[curves] Choosing an extra-strength curve
Johannes Merkle
johannes.merkle at secunet.com
Tue May 6 05:28:15 PDT 2014
Trevor Perrin wrote on 06.05.2014 01:42:
> Pains me to link there, but Mike wrote a great mail to CFRG:
>
> http://www.ietf.org/mail-archive/web/cfrg/current/msg04495.html
>
> The gist is that trying to closely match AES's 192 or 256-bit security
> levels for extra-strength curves isn't important. With an
> extra-strength curve we're trying to buy extra security margin against
> cryptanalytic breakthroughs, and the breakthroughs that might affect
> AES and elliptic curves - and the costs of security margin - are very
> different.
>
> I'd add a few arguments:
>
> * The curve size determines the availability of primes for efficient
> reduction, and the options for representing field elements efficiently
> as "limbs" [1]. So it makes sense to choose curve sizes based on
> efficiency instead of arbitrary criteria.
>
If our concern is potential cryptanalytic breakthroughs, shouldn't we widen our focus from key lengths (which might not
make much difference anyway in case of a serious improvement) to design/selection criteria? So instead of choosing
curves with some extra bits as security margin, we could consider more conservative selection criteria.

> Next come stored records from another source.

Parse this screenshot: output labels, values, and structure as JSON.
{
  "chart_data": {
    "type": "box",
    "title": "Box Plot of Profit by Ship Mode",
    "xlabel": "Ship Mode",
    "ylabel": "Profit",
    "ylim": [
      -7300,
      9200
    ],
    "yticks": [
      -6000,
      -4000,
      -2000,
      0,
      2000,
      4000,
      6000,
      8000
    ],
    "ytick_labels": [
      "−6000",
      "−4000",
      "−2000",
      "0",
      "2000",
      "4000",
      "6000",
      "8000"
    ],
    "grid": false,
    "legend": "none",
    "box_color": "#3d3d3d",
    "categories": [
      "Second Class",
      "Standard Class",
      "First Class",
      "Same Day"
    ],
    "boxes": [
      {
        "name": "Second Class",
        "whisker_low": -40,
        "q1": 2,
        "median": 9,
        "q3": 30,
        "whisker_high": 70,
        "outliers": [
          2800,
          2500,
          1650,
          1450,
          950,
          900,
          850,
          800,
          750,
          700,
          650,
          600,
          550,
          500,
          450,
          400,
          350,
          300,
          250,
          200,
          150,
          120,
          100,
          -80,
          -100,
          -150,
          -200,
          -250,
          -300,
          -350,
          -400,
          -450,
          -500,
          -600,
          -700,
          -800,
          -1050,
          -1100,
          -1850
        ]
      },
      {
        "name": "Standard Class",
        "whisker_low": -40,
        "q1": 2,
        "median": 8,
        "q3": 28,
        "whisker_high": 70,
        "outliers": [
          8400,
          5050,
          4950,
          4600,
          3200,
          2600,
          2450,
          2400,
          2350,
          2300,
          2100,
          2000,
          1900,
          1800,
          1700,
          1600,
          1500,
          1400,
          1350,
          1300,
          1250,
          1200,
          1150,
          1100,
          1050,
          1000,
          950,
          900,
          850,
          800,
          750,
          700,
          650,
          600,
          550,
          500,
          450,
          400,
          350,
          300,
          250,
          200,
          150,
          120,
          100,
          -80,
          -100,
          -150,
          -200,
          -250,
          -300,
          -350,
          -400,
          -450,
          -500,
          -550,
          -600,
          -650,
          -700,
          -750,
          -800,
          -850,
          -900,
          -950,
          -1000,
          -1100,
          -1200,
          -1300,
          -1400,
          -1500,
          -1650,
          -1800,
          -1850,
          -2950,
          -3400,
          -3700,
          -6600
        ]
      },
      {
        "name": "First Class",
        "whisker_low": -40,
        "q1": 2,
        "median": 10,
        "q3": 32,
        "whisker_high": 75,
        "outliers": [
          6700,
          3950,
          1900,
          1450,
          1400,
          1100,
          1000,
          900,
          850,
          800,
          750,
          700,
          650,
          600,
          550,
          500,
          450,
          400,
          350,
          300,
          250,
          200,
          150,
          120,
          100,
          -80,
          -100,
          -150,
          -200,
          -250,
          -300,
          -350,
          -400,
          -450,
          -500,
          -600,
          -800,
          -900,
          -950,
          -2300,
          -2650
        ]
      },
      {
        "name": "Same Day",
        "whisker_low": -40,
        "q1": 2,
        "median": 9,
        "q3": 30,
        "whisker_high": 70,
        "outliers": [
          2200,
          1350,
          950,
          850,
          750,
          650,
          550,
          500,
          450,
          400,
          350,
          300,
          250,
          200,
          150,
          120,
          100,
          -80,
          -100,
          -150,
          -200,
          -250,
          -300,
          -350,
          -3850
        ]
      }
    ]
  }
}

To be more specific: If a new attack emerges on curves defined over Pseudo-Mersenne (or other special) primes, having 32
bits of extra security against Pollard's Rho might not buy us much. Admittedly, there is no indication of such attacks,
but since we don't have any clue about what attacks might evolve, the most conservative choice is to avoid simplified
structures, in particular, if these structures had already been exploited by attacks in other circumstances (yes, I'm
talking about the specialized NFS).
I know that this has a downside on performance but we are talking about a backup.